Happy Birthday, Buckytom!!


----------



## Josie1945 (Sep 30, 2014)

Happy Birthday BT 

Josie


----------



## Katie H (Sep 30, 2014)

"Happy Birthday, cousin!"  Hope you have a great day and get to enjoy it with DW and your little guy.  Best wishes for a wonderful year ahead.


----------



## GotGarlic (Sep 30, 2014)

♪♪♫♥ (,) ♫♪♥♪
....~.| |~ ♪ ♫ Happy ♫ ♪
.....{░♥░}
...{░♥░♥░} ♫ Birthday ♪ ♫
.{░♥░♥    ░♥░}
\¤¤¤¤¤¤¤¤¤¤/ ♫ ♪ Buckytom! ♪ ♫


----------



## bethzaring (Sep 30, 2014)

Happy Birthday Fella!


----------



## Kayelle (Sep 30, 2014)

Happy Birthday BT !! May you have your best year ever!


----------



## CharlieD (Sep 30, 2014)

Happy and healthy birthday wishes!


----------



## buckytom (Sep 30, 2014)

thanks very much, guys. it was a nice day, although last night at work was busy so i just slept all day.

but we did go out to a nice little steakhouse for dinner, and now i'm returning phone calls and texts of well wishes to my family.

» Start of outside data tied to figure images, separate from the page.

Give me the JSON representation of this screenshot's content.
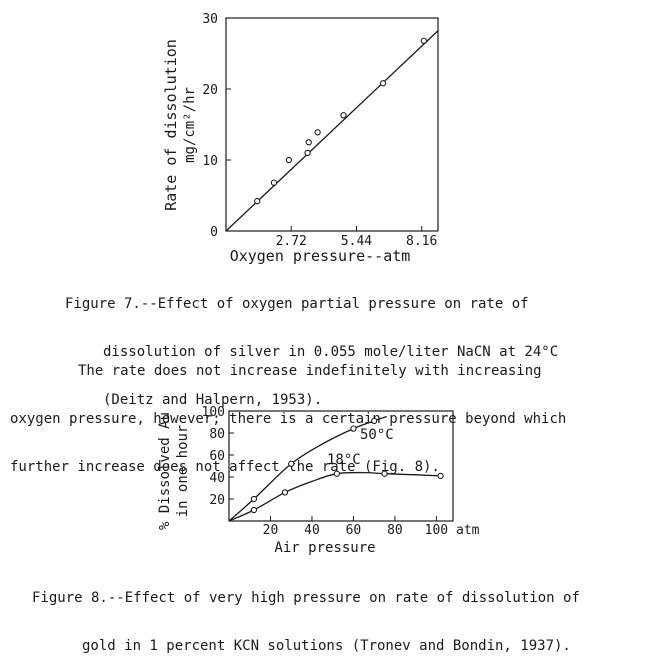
{
  "figure7": {
    "chart_data": {
      "type": "scatter",
      "xlabel": "Oxygen pressure--atm",
      "ylabel_line1": "Rate of dissolution",
      "ylabel_line2": "mg/cm²/hr",
      "x_ticks": [
        "2.72",
        "5.44",
        "8.16"
      ],
      "y_ticks": [
        "0",
        "10",
        "20",
        "30"
      ],
      "xlim": [
        0,
        8.84
      ],
      "ylim": [
        0,
        30
      ],
      "points": [
        {
          "x": 1.3,
          "y": 4.2
        },
        {
          "x": 2.0,
          "y": 6.8
        },
        {
          "x": 2.62,
          "y": 10.0
        },
        {
          "x": 3.4,
          "y": 11.0
        },
        {
          "x": 3.45,
          "y": 12.5
        },
        {
          "x": 3.82,
          "y": 13.9
        },
        {
          "x": 4.9,
          "y": 16.3
        },
        {
          "x": 6.55,
          "y": 20.8
        },
        {
          "x": 8.25,
          "y": 26.8
        }
      ],
      "fit_line": {
        "x": [
          0,
          8.84
        ],
        "y": [
          0,
          28.2
        ]
      }
    },
    "caption_lines": [
      "Figure 7.--Effect of oxygen partial pressure on rate of",
      "dissolution of silver in 0.055 mole/liter NaCN at 24°C",
      "(Deitz and Halpern, 1953)."
    ]
  },
  "paragraph_lines": [
    "The rate does not increase indefinitely with increasing",
    "oxygen pressure, however; there is a certain pressure beyond which",
    "further increase does not affect the rate (Fig. 8)."
  ],
  "figure8": {
    "chart_data": {
      "type": "line",
      "xlabel": "Air pressure",
      "x_unit": "atm",
      "ylabel_line1": "% Dissolved Au",
      "ylabel_line2": "in one hour",
      "x_ticks": [
        "20",
        "40",
        "60",
        "80",
        "100"
      ],
      "y_ticks": [
        "20",
        "40",
        "60",
        "80",
        "100"
      ],
      "xlim": [
        0,
        108
      ],
      "ylim": [
        0,
        100
      ],
      "series": [
        {
          "name": "50°C",
          "points": [
            {
              "x": 12,
              "y": 20
            },
            {
              "x": 30,
              "y": 52
            },
            {
              "x": 60,
              "y": 84
            },
            {
              "x": 70,
              "y": 91
            }
          ],
          "curve": [
            [
              0,
              0
            ],
            [
              12,
              20
            ],
            [
              30,
              52
            ],
            [
              45,
              70
            ],
            [
              60,
              84
            ],
            [
              70,
              91
            ],
            [
              76,
              95
            ]
          ]
        },
        {
          "name": "18°C",
          "points": [
            {
              "x": 12,
              "y": 10
            },
            {
              "x": 27,
              "y": 26
            },
            {
              "x": 52,
              "y": 43
            },
            {
              "x": 75,
              "y": 43
            },
            {
              "x": 102,
              "y": 41
            }
          ],
          "curve": [
            [
              0,
              0
            ],
            [
              12,
              10
            ],
            [
              27,
              26
            ],
            [
              40,
              36
            ],
            [
              52,
              43
            ],
            [
              65,
              44
            ],
            [
              75,
              43
            ],
            [
              90,
              42
            ],
            [
              102,
              41
            ]
          ]
        }
      ]
    },
    "caption_lines": [
      "Figure 8.--Effect of very high pressure on rate of dissolution of",
      "gold in 1 percent KCN solutions (Tronev and Bondin, 1937)."
    ]
  }
}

i'm.a rich man as no one really needs more than the wealth of the love of his family, and i've got that in spades.

thanks again.


----------



## Cheryl J (Sep 30, 2014)

Happy birthday, bucky!  Glad to hear you had a great day.


----------



## Alix (Oct 1, 2014)

Here's hoping you got spoiled rotten yesterday BT! My apologies for being late. Wishing you joy in the year ahead!


----------



## buckytom (Oct 1, 2014)

thanks cheryl and alix.

i blinked and got old, so i get to chase kids off my lawn for real, now.


----------



## LPBeier (Oct 4, 2014)

Bucky, so sorry I am late with the birthday wishes.  I hope it was oh so awesome and there was a cake in there somewhere!


----------



## buckytom (Oct 4, 2014)

thanks, lp.

yes, chocolate lava cake with vanilla ice cream.


----------



## TATTRAT (Oct 4, 2014)

Hope you had a great womb liberation anniversary, BT!


----------